All reseller platforms did not require the original sellers to provide exact information about their tickets bearing only information in relation to the date, commencing time, venue and the designated ticket zone of the show. 2 platforms would omit the official ticket price and all platforms would not show information on the printed tickets about the seat row and location, nor the terms and conditions (T&Cs) (e.g. age limit) of the event concerned. Some platforms would leave it to the sellers to decide whether or not to fill in the designated ticket zone and the seat row; individual sellers have chosen to list the seat row and number in concrete.
Further, the provision of customer service by the platforms was virtually non-existent. Indeed both the buying and selling parties have to bear considerable risks in transactions through the reseller platforms. The investigation found that though some platforms did list out the customer service hotline number or email, but when problems occurred concerning the sale and purchase of tickets, neither buyers nor sellers could get in contact with the customer service staff. In the event the tickets were lost in the mail or delay in the delivery, all 3 platforms would not undertake to guarantee refund for the buyers.
Should the tickets become invalidated, 1 platform had in its T&Cs that the sellers may have to compensate the buyers for the loss and pay a penalty of $450 to the platform. Another platform required the affected buyers to file their complaints within 48 hours of the incident, to fill out a dispute claim form and produce proof for the refund application. The sellers, on the other hand, may not obtain any fee but must also bear the buyers’ costs in finding ticket replacement.

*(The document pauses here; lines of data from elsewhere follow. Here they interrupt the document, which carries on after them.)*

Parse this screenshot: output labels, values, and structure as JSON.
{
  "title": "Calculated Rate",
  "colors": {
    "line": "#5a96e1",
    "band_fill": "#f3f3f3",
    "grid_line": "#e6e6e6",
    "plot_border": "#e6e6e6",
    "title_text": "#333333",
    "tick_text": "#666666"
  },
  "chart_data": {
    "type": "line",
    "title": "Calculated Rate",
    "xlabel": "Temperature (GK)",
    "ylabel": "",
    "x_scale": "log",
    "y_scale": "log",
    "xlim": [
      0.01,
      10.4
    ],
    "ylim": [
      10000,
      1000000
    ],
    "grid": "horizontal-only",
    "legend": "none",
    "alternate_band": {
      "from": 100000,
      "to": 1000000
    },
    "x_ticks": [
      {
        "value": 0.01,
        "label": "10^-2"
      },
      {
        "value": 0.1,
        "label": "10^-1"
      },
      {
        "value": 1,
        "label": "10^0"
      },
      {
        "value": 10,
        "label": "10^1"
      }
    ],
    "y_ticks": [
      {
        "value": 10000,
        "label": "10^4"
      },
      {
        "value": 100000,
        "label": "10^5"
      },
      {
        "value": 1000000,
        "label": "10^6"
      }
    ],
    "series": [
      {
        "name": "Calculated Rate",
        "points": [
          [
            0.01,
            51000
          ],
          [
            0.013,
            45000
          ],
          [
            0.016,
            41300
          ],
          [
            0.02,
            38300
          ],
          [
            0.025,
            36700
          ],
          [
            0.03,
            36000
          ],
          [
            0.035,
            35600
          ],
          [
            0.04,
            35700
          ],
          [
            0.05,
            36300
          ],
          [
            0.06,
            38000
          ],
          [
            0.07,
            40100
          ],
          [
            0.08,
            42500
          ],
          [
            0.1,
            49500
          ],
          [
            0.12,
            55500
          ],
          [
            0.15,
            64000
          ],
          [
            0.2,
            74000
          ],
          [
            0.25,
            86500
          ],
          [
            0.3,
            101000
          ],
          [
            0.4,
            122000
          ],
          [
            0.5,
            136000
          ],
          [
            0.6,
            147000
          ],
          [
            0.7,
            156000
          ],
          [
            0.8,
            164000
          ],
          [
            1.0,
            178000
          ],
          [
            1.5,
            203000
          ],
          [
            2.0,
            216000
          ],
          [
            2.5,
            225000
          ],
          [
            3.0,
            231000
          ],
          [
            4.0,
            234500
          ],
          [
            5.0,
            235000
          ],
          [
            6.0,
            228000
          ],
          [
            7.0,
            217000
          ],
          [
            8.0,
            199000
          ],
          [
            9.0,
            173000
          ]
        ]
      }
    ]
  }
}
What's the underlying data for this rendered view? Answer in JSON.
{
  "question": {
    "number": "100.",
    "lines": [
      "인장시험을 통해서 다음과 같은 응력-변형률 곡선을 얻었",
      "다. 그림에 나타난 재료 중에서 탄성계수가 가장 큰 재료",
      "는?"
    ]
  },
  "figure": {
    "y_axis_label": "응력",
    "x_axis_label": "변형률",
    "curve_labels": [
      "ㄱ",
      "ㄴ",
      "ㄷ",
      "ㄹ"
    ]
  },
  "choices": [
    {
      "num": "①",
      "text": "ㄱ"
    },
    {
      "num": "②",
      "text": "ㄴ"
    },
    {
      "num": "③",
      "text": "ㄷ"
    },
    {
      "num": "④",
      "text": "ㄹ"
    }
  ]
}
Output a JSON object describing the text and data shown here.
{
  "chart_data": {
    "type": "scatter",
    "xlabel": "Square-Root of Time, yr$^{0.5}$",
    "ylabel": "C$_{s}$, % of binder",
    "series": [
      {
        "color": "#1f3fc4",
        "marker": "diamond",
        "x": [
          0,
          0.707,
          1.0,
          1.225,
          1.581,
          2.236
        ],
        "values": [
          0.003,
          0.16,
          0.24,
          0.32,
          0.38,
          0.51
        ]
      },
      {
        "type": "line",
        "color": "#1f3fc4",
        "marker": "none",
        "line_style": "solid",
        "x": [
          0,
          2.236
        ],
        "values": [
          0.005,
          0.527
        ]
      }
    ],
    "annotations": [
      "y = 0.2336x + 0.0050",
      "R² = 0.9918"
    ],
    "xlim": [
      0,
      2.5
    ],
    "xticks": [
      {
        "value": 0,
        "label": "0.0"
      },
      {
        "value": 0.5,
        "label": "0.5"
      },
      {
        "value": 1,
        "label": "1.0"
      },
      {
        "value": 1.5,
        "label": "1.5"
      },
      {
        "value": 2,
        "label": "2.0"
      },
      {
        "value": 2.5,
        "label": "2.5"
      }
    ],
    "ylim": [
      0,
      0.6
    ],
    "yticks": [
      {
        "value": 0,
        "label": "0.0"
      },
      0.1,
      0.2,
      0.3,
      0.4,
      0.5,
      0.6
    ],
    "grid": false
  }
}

In addition, headquarters of such platforms usually located in other countries, without specifying their local office, if any, in Hong Kong. In the case of dispute, it may involve issues of cross-jurisdiction making it difficult to pursue redress. Apart from offering ticket sales for local events, these platforms also offer ticket sales regarding major international sporting events and overseas performances. Purchasing tickets for events abroad generally involve airfare and accommodation expenses, and should any dispute occur over the tickets, the consumers are likely to suffer even bigger loss.
There is hardly any difference between the tactics of ticket reseller platforms in price profiteering and ticket scalping activities. Presently in Hong Kong the regulatory oversight on ticket scalping is confined to only licensed places of public entertainment and not applicable to places under the management of the Leisure and Cultural Services Department (LCSD). The Consumer Council is calling for a review and revision of the existing legislation by the authorities concerned to remove the grey area in the law, for the benefit sake of consumers. The Council also remind consumers to refrain from buying tickets through unofficial channels to safeguard their own rights and interests.